Van der Pop

Waiting To Exhale


Dear Vandy,

This is something I heard in my early 20s but never knew if it was true.... Can someone experience a stronger ‘high’ if they inhale more deeply, or hold the smoke in while consuming?

Waiting To Exhale


Dear Waiting,

Thanks for the throwback! The answer to your question is, unfortunately, not so simple. The ‘high’ experienced from cannabis is dependent on a multitude of factors that include depth of inhalation, time spent holding the inhale, and how potent your strain is.

Let’s start with what is simple. I think we can all agree that holding smoke in your lungs, especially in large amounts, is uncomfortable. Anything but air, and our lungs intelligently begin to reject the foreign particles by making us cough, hack, or even gag.

This is why inhaling deeply and holding it for a while ultimately does little to increase your cannabinoid intake; really, it just deprives your body of much needed oxygen. Whatever was supposed to diffuse through your lung tissue and into the blood already did because cannabinoids take milliseconds to enter the blood stream after inhalation because they are fat-soluble. Small, fatty compounds have an easier time interacting with our bodies because of the nature of our cell-membranes.

You see, our cells have a type of security system – referred to as the cell-membrane – which is made up, for the most part, of fats and proteins. Cannabinoids have an easy time getting through the doors of this system because they are also fat-soluble. And when they make it to the lungs, the passage easily continues because of the anatomy of the lungs.

Lungs are not hollow organs. They are filled with broccoli-like structures called alveoli, which are as fine as tissue paper; they are only one cell thick, believe it or not! Their structure makes the exchange and absorption of oxygen, carbon dioxide, and cannabinoids, super simple since the lungs are constructed in this way to maximize their surface area. The larger the surface area, the more oxygen can diffuse into the blood.

Given this, it’s been assumed that the deeper you breathe, the more area of your lungs the cannabinoids go through; but the notion that it gets you more ‘high’ is not a wholly accurate assumption. Deep breathing means that you are filling your lungs with cannabinoids and covering more of the alveoli. But there’s another thing that’s happening – generally, you’re holding your breath.
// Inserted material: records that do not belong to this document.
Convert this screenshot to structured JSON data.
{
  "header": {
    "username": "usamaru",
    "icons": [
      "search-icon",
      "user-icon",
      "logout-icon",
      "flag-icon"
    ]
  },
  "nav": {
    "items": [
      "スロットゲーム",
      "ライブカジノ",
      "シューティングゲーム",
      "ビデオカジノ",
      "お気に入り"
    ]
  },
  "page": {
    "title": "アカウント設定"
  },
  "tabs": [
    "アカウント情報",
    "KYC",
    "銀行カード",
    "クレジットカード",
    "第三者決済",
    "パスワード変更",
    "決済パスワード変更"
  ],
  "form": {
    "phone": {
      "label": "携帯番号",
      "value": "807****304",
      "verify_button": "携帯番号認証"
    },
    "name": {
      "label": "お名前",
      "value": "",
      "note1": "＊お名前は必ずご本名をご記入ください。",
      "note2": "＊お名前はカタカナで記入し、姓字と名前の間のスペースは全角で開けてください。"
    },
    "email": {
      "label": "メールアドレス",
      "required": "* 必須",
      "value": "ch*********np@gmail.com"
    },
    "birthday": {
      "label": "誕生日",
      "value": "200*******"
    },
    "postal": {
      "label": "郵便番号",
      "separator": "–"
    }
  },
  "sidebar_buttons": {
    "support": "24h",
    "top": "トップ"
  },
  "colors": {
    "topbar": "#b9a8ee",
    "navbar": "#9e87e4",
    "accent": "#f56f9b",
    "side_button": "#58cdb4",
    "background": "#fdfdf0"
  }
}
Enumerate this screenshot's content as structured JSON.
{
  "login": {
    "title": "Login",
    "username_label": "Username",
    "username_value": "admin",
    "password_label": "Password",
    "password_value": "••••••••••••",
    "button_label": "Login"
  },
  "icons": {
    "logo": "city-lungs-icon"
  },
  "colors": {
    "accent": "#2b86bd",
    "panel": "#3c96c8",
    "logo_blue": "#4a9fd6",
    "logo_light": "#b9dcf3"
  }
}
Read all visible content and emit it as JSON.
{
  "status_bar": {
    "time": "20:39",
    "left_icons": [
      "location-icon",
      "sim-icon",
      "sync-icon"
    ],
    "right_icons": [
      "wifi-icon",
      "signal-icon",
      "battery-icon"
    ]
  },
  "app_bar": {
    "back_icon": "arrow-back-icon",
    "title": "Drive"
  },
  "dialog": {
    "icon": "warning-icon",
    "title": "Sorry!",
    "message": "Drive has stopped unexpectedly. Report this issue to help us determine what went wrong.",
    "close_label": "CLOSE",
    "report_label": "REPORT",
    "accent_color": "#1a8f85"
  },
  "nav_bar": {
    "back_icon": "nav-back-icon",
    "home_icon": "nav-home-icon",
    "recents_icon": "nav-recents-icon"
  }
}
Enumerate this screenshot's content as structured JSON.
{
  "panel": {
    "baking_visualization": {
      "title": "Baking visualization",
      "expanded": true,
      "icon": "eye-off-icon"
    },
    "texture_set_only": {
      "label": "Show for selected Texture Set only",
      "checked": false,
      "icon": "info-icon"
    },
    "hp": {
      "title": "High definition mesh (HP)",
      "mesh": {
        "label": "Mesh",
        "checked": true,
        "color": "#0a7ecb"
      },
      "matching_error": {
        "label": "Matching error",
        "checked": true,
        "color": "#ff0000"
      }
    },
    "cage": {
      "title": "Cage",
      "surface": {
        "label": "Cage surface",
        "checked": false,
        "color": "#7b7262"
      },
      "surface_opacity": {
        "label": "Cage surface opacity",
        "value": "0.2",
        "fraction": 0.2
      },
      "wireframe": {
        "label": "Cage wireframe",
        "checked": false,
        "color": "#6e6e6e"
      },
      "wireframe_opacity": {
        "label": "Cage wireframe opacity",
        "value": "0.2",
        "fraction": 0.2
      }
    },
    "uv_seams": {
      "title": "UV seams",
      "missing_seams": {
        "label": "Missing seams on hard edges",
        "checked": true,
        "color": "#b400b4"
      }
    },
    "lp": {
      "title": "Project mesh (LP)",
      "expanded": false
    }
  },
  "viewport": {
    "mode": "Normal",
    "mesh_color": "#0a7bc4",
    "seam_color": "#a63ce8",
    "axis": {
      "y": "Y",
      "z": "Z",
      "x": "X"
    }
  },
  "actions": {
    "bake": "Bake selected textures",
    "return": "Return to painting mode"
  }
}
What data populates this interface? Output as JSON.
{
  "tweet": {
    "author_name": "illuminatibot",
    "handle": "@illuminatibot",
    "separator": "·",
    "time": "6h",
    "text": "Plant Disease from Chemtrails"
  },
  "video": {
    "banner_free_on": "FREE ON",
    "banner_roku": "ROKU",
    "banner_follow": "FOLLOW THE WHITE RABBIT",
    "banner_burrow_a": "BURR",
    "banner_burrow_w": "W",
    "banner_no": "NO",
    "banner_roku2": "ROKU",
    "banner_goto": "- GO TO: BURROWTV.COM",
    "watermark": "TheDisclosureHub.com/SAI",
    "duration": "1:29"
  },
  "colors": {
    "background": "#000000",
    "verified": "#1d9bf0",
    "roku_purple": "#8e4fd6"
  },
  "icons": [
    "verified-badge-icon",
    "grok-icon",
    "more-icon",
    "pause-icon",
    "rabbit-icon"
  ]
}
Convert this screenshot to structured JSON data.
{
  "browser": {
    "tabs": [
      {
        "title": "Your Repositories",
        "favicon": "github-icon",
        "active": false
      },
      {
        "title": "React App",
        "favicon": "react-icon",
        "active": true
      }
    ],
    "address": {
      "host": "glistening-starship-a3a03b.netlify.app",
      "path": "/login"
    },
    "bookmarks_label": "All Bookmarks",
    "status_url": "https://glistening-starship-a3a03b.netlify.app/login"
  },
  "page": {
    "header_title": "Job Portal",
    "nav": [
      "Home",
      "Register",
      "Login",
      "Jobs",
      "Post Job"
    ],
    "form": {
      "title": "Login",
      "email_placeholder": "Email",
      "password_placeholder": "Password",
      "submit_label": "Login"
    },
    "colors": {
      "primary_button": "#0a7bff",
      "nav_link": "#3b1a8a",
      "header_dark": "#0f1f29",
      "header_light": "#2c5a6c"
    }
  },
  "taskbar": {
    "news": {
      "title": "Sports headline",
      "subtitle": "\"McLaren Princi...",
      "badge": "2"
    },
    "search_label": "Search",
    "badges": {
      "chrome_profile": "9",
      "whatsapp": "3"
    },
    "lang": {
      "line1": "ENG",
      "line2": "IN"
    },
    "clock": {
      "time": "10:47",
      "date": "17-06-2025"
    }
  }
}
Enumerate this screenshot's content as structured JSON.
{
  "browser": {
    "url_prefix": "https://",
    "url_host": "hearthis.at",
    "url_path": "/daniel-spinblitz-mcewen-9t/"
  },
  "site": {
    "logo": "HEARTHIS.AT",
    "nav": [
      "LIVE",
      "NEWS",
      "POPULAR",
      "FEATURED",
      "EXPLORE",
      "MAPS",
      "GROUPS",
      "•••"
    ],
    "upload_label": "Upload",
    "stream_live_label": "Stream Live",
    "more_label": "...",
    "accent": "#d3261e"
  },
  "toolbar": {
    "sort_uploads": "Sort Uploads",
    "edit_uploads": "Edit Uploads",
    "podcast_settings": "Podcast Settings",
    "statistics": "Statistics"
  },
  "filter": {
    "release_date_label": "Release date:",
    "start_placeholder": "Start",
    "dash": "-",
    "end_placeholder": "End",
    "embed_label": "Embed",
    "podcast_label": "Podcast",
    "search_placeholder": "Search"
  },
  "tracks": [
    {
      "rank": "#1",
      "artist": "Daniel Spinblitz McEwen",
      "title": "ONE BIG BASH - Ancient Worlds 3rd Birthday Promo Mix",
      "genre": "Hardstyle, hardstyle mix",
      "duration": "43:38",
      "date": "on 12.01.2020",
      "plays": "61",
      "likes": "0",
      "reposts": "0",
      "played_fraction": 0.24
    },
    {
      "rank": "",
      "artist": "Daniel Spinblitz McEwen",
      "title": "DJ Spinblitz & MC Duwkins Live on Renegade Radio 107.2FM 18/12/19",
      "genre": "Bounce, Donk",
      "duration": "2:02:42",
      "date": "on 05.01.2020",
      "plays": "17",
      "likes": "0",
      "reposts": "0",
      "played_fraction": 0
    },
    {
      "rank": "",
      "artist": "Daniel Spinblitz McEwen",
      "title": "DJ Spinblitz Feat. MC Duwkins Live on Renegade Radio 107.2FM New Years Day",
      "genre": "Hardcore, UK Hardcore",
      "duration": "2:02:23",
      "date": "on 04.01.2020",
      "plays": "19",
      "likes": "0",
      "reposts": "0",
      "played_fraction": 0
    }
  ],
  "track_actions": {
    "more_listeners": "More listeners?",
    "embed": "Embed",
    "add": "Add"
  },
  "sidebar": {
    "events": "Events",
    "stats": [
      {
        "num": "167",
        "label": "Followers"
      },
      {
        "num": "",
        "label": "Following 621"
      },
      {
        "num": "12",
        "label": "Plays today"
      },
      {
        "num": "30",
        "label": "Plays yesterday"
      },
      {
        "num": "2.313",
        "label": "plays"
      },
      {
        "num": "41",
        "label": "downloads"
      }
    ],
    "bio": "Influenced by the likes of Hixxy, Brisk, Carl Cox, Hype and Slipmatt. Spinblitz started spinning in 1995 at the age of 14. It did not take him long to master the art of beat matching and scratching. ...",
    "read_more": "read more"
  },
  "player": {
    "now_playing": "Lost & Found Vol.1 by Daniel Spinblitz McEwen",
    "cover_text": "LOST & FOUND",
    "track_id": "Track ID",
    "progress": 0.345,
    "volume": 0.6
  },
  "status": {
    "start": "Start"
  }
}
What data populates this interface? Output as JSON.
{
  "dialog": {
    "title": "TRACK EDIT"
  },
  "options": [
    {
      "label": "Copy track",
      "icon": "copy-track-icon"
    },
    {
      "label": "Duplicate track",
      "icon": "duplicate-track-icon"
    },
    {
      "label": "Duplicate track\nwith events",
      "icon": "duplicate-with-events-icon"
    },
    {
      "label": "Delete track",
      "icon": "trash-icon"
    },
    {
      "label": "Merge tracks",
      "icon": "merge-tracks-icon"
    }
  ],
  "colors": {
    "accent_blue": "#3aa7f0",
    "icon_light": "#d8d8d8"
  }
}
The old ‘breathe deep, hold, and then exhale’ method when using a joint, pipe or bong, does have some validity, but not in the way it’s been generally understood. Your lungs can only absorb so much at once,  and the higher concentration of compounds in the cannabis strain you’re consuming, the faster it is absorbed. By inundating your lungs with smoke/vapor, you’ll feel the high much quicker, but that does not mean you’re getting more cannabinoids out of it at one time.

Secondly, holding your breath causes hypoxia of the brain (lack of oxygen). Your body reacts to this by increasing blood flow to the brain. The blood vessels dilate, which means their circumference increases. Currently, it is understood that cannabinoids are small and lipophilic (fat-loving) enough to cross the blood-brain-barrier by transmembrane diffusion; this means they can get through your system with a strong push.

Now, let’s put things together. Inhaling deeply causes a slightly higher concentration of cannabinoids to enter the blood stream, which goes and taps on the ‘gates’ of the blood-brain-barrier; cannabinoids have to get through the gate to have any effect on you. A greater amount of cannabinoids waiting means more pressure on the gates to open, so the tapping turns into a loud bang, so to speak. Couple this with a higher amount of blood flooding the area, and you’ve got a recipe for a seemingly more intense high. The duration of effects, though, will not necessarily be stronger. 

High regards,

Van der Pop does not endorse or condone the illegal consumption of cannabis.